TEI

From DARC (Digital Archive Research Collective)
Jump to navigation Jump to search

What is TEI?

TEI (Text Encoding Initiative) is a markup schema created specifically for text-encoding projects in linguistics, social sciences, library sciences, or humanities. TEI allows editors to mark up structural, renditional, and conceptual features of textual data. In more basic terms, TEI offers a set of guidelines for editors to “tag” text according to its various elements.

TEI guidelines are based off of XML, the eXtensible Markup Language, and were developed and are currently maintained by an academic collective known as the TEI Consortium.
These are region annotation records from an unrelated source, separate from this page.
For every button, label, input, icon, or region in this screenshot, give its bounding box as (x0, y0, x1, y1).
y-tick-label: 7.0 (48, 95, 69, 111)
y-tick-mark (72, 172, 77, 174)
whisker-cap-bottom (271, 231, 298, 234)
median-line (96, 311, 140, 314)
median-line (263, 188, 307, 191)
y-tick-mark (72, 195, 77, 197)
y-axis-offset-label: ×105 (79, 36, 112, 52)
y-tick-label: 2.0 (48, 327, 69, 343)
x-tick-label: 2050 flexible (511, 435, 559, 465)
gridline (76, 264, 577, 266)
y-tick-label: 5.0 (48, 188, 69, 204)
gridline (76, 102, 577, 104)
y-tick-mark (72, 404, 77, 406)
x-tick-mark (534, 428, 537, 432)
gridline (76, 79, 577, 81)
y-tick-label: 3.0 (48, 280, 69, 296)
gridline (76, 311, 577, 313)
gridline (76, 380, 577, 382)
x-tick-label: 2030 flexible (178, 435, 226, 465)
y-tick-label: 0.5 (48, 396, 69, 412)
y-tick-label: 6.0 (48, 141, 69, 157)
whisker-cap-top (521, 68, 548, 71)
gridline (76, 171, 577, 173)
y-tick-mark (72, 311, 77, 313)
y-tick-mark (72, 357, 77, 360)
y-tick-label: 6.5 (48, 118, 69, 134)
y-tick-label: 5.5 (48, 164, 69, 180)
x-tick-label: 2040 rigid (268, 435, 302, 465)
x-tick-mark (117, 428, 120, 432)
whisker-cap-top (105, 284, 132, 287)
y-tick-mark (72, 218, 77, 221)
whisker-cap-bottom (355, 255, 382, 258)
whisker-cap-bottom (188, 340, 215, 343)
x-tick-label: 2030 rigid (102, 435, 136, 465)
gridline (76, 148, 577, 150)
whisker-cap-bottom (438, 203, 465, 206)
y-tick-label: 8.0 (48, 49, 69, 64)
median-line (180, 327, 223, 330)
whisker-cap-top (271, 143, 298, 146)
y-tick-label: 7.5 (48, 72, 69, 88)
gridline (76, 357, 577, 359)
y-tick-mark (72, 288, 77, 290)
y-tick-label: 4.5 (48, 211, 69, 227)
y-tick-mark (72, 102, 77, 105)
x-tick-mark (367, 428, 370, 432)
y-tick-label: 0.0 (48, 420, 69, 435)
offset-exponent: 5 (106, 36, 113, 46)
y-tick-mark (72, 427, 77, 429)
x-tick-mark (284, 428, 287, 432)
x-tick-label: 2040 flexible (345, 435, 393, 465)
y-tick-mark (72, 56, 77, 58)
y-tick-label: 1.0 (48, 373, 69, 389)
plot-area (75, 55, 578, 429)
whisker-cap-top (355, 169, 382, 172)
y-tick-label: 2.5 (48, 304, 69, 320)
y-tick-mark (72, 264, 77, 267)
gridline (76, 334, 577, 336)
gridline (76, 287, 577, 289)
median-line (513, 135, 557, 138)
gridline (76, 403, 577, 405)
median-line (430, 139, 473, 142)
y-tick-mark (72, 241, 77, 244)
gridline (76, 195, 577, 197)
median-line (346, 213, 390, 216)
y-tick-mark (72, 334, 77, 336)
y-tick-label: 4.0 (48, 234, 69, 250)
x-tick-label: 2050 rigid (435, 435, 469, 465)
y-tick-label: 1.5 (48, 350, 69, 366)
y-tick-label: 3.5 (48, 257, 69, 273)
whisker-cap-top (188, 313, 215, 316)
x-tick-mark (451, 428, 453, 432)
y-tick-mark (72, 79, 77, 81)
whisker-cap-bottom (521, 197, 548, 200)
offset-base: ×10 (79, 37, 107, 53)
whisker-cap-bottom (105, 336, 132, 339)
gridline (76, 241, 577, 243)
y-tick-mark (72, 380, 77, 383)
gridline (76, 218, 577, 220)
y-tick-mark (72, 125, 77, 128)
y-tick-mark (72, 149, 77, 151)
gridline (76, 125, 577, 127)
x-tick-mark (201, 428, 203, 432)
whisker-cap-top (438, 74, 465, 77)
As a markup schema, TEI is a series of instructions that indicates how a text ought to be presented on a page or screen, and information about the content of the text. Although there is an emphasis on appearance and structure, markup also applies to conceptual elements, such as cultural and personal references. For example, a TEI tag might encode the author’s identity, a section of deleted text, or geographic locations reference within the text.

TEI is often used for manuscript encoding. Here is an example of some TEI that encodes a line of text and indicates a portion that has been struck from a manuscript.

<line>This is a <del>paragraph</del>sentence.</line>

TEI, at first glance, looks a lot like HTML. Both use a tagging structure that encloses textual elements to indicate something about those elements. However, while HTML encodes how text should appear on a webpage, in the form of titles, headings, paragraphs, or links, TEI encodes the content of the text, in addition to some description about its appearance.

Who would want to use it?

People who are undertaking a text-encoding project in linguistics, social sciences, library sciences, or humanities will likely benefit from using TEI in their projects.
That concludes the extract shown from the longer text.